Brie Larson’s beguiling performance as Grace, the social program’s sensitive but ardent supervisor, is an understated tour de force. Larson’s affable ability to portray multiple emotional and intellectual intents with naturalistic earthiness is the stuff of a break-through act. Hollywood should sit up and take notice. Grace lives on the sly with her equally capable co-counselor Mason (John Gallagher Jr.). The twentysomething couple can’t help but bring their work home.

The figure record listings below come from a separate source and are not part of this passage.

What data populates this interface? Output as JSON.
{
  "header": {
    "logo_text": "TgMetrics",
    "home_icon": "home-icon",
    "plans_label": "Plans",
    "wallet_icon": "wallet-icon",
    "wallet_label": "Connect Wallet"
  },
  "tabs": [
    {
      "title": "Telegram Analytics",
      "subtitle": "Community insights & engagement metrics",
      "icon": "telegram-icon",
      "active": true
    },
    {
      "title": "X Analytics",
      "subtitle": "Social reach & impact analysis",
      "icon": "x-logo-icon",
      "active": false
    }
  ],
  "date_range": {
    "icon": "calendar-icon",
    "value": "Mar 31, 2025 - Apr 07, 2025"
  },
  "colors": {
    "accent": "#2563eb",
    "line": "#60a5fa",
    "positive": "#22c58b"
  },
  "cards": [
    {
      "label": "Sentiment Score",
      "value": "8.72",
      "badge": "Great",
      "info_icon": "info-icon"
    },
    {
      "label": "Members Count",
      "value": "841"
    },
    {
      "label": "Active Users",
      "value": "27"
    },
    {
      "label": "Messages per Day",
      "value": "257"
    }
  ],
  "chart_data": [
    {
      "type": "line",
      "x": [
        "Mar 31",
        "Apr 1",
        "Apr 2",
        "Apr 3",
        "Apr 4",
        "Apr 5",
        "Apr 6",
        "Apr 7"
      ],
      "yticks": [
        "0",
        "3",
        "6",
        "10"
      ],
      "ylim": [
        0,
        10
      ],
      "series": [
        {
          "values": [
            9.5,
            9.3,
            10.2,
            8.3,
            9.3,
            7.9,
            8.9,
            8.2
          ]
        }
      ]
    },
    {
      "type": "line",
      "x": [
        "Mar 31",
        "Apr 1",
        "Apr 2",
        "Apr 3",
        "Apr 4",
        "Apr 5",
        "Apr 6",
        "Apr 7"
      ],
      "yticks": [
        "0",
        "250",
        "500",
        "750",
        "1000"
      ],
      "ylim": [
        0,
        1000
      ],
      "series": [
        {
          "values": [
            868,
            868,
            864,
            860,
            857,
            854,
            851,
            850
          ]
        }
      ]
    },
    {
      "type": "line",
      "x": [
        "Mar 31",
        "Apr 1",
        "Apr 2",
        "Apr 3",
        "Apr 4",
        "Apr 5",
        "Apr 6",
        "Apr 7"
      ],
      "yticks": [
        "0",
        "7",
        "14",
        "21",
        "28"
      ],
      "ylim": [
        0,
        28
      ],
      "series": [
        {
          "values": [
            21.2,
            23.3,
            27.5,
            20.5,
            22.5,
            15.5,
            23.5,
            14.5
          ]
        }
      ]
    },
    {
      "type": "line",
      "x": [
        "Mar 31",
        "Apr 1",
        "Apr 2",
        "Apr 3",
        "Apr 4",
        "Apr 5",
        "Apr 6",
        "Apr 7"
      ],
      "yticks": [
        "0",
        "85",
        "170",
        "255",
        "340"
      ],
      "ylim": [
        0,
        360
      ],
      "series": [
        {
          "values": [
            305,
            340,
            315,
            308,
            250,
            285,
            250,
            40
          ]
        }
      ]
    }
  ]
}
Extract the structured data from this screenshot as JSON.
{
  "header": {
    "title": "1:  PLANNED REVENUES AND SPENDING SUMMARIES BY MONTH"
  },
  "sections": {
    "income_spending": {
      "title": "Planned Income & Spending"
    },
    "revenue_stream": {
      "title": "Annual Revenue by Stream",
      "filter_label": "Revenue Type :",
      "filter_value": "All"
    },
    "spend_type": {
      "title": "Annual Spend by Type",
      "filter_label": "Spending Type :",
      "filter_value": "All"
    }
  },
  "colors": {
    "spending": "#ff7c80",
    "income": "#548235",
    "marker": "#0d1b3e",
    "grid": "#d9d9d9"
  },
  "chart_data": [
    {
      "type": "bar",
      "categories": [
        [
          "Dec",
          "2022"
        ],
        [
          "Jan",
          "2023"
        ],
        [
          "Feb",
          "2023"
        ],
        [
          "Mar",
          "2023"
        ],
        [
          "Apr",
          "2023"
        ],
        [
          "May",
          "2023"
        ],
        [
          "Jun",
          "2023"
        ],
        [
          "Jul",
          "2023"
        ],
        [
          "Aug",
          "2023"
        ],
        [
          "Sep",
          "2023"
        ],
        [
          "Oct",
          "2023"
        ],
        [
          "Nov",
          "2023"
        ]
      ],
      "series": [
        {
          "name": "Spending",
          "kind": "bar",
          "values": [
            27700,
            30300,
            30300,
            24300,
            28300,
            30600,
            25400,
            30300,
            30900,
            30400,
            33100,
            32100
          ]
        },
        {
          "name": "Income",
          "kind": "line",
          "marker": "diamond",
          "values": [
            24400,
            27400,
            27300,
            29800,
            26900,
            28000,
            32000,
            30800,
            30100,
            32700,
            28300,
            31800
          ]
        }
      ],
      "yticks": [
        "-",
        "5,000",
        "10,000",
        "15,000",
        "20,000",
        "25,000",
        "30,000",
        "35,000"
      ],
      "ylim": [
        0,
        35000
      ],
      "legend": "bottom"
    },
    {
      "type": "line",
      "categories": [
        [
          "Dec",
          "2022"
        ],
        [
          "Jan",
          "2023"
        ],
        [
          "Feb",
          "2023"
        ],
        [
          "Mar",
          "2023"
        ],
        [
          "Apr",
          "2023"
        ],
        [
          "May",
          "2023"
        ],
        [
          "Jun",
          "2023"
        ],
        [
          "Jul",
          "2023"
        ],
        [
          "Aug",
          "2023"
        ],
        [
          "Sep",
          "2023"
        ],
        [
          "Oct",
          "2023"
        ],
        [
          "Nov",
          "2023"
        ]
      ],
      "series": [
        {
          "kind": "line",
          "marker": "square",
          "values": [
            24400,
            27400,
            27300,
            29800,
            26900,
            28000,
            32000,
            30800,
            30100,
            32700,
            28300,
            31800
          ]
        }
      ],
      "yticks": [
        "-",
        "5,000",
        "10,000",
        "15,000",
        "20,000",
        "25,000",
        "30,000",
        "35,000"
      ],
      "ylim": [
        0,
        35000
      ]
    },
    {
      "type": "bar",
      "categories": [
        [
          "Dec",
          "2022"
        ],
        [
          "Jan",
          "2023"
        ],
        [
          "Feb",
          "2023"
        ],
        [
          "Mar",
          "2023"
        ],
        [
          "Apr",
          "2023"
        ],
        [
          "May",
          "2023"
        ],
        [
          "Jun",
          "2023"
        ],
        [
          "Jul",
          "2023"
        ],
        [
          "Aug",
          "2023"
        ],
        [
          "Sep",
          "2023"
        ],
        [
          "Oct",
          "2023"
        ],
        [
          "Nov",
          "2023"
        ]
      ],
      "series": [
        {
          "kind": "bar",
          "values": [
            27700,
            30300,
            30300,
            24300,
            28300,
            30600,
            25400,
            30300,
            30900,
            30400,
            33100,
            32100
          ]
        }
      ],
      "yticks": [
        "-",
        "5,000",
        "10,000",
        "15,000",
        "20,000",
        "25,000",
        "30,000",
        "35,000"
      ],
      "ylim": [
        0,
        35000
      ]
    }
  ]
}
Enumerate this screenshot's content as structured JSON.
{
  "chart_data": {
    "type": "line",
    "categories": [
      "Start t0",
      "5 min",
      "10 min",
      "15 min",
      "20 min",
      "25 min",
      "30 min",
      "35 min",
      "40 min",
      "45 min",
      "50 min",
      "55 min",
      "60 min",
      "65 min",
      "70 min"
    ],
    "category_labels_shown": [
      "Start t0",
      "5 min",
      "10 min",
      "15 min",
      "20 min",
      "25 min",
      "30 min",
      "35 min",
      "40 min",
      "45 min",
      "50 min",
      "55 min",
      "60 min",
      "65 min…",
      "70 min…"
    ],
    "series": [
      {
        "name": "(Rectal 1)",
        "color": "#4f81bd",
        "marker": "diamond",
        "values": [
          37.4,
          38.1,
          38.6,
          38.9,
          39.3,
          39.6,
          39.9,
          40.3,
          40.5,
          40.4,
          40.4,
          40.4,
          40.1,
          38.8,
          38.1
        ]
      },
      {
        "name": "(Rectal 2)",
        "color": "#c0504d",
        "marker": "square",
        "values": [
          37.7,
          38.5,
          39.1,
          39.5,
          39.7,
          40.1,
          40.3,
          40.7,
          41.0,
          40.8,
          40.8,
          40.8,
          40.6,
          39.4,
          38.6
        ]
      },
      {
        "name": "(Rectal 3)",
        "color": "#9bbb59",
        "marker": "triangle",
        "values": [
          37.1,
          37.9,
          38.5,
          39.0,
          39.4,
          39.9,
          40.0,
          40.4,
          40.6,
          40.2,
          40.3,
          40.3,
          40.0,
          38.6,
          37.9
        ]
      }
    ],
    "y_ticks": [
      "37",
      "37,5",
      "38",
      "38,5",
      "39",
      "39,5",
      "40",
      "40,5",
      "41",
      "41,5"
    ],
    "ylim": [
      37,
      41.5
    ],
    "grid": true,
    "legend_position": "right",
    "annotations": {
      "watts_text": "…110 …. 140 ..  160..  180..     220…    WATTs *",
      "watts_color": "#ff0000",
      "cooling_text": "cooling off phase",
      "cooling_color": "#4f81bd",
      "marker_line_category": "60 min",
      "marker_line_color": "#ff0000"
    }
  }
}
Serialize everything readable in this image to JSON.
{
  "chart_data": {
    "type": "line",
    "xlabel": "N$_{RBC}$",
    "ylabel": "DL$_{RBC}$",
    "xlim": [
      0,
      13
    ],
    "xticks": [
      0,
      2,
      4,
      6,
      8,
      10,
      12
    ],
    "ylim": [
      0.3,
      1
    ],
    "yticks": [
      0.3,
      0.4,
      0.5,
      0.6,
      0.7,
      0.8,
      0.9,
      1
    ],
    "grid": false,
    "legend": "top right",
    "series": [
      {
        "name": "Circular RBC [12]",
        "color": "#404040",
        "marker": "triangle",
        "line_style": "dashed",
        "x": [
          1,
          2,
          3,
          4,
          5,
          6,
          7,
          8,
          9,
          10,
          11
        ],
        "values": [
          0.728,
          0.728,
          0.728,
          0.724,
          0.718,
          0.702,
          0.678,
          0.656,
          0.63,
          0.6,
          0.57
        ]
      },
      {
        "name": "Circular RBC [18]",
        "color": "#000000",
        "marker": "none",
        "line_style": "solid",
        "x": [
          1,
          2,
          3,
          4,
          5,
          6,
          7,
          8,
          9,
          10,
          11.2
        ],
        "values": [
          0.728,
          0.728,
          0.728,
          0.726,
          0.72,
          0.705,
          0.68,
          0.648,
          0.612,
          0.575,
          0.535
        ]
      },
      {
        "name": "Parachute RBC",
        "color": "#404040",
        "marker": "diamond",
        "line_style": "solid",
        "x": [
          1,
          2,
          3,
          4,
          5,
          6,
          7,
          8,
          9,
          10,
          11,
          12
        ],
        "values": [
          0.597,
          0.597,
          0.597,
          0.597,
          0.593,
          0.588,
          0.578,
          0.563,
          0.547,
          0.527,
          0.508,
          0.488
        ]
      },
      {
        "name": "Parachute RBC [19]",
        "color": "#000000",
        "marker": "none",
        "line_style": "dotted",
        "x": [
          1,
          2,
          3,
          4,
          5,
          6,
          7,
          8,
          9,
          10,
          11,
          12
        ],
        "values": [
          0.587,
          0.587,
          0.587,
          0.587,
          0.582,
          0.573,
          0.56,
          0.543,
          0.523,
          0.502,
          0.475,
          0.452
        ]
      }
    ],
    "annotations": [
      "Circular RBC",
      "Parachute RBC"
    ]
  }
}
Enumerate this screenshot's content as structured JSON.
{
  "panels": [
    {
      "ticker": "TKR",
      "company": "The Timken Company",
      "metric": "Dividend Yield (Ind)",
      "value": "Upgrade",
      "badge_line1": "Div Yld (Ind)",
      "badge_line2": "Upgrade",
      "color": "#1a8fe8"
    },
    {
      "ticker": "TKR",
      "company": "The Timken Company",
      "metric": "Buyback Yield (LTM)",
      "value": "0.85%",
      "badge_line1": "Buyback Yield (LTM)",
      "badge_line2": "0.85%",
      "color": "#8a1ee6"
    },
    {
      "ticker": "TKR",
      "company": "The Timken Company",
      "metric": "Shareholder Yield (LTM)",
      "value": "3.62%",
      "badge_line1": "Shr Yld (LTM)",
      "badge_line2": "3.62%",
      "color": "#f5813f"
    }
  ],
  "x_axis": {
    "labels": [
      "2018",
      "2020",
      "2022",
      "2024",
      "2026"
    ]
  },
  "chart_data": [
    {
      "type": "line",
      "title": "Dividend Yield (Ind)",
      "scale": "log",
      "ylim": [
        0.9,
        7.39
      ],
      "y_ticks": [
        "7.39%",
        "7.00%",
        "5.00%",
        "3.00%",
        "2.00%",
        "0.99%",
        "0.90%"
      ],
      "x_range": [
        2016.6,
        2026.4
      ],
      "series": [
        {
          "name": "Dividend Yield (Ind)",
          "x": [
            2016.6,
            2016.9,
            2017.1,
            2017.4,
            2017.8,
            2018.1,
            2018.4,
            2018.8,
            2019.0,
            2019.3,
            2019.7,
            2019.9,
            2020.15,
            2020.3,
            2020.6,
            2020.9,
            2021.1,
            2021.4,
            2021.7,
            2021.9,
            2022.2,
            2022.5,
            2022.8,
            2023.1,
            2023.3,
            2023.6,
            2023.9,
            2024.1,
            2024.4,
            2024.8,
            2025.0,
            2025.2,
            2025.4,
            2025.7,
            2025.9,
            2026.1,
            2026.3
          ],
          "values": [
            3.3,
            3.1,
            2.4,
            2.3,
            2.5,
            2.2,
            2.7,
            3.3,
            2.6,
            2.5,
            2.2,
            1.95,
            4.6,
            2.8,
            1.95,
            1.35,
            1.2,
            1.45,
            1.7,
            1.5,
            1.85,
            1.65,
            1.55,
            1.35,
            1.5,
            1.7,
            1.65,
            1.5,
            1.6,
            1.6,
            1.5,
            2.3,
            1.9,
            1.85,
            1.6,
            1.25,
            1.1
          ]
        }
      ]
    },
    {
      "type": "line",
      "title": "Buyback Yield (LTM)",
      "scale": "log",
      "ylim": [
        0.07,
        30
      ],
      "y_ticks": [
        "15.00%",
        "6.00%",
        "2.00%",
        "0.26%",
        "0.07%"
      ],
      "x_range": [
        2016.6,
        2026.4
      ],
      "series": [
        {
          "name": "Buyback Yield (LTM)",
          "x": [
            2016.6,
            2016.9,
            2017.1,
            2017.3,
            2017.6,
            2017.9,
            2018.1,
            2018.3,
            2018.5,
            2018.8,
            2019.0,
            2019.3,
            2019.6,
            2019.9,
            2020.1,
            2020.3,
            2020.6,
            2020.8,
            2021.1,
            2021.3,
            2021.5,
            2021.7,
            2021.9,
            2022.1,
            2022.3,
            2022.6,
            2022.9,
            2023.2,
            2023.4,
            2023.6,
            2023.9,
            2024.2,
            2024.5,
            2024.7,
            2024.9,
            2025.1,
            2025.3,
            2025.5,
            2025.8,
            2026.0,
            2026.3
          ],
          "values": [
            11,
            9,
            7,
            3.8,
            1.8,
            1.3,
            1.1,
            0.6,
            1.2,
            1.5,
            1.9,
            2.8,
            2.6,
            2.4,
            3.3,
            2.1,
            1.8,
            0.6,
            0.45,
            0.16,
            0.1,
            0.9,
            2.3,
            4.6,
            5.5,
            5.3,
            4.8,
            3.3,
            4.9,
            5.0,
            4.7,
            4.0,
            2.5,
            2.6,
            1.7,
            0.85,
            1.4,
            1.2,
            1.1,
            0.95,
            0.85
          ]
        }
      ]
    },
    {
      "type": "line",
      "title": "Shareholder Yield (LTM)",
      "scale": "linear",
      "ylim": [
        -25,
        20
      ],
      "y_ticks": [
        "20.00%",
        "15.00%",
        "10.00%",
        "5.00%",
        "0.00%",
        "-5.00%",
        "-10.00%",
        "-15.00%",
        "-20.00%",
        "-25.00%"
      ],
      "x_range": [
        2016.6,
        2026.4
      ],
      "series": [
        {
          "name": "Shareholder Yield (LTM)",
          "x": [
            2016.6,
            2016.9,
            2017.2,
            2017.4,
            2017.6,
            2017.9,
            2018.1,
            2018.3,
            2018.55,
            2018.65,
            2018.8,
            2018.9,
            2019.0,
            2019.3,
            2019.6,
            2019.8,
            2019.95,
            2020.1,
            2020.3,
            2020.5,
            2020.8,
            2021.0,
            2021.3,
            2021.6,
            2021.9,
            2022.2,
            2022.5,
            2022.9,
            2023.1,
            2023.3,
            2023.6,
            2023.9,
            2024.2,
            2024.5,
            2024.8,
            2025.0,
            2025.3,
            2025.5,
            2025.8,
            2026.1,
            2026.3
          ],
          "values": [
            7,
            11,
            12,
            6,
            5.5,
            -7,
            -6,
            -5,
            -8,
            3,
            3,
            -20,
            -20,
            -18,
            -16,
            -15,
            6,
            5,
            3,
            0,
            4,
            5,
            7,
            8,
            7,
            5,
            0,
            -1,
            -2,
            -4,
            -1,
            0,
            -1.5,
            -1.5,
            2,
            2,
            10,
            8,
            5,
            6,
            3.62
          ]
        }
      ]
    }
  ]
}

Their own troubled backgrounds bring an added dimension of insight and purpose to the film.
Cretton inducts the viewer gradually into the predictably unpredictable nature of existence for the young adult supervisors and the troubled teens they are entrusted to keep “safe.” Nate (Rami Malek) — the author’s alter ego — is a freshly hired supervisor whose character serves as a buffer for the audience to understand the challenge of dealing with kids whose emotion instability can cause them to spontaneously combust into all manner aggression.
While therapists frequently with the facility’s young residents, Grace takes special interest in Jayden (Kaitlyn Dever), a new girl at the facility whose defense mechanisms disclose as much as they conceal. As the story unfolds, Grace’s bond with the Goth-styled Jayden enables a series of revelations that give the film an unexpected hook. Jayden reads to Grace from a children’s short story she’s written about a friendship between an octopus and a shark. Grace interprets the story’s subtext to take decisive action based on what she has learned about Jayden through the brief literary format. The veiled exposition functions on several levels to allow the audience to understand how the bridge of communication Grace has built with the painfully self-aware Jayden, comes to fruition.
“Short Term 12” is an original gem of a film that brings something new to the table. The narrative compulsively refreshes itself with every scene. Behavior and atmosphere conspire toward a behind-the-scenes feel to the drama. We recognize the vulnerable young people on the screen, and empathize with them in a way that few films allow.
Socially instructive without falling prey to a single cliché, “Short Term 12” is an admirable example of a modern approach to storytelling. It’s a movie that could just as easily be used as an instructional film for counselors as it could for filmmakers. Most importantly, it’s an entertaining drama that is equal parts heart and message.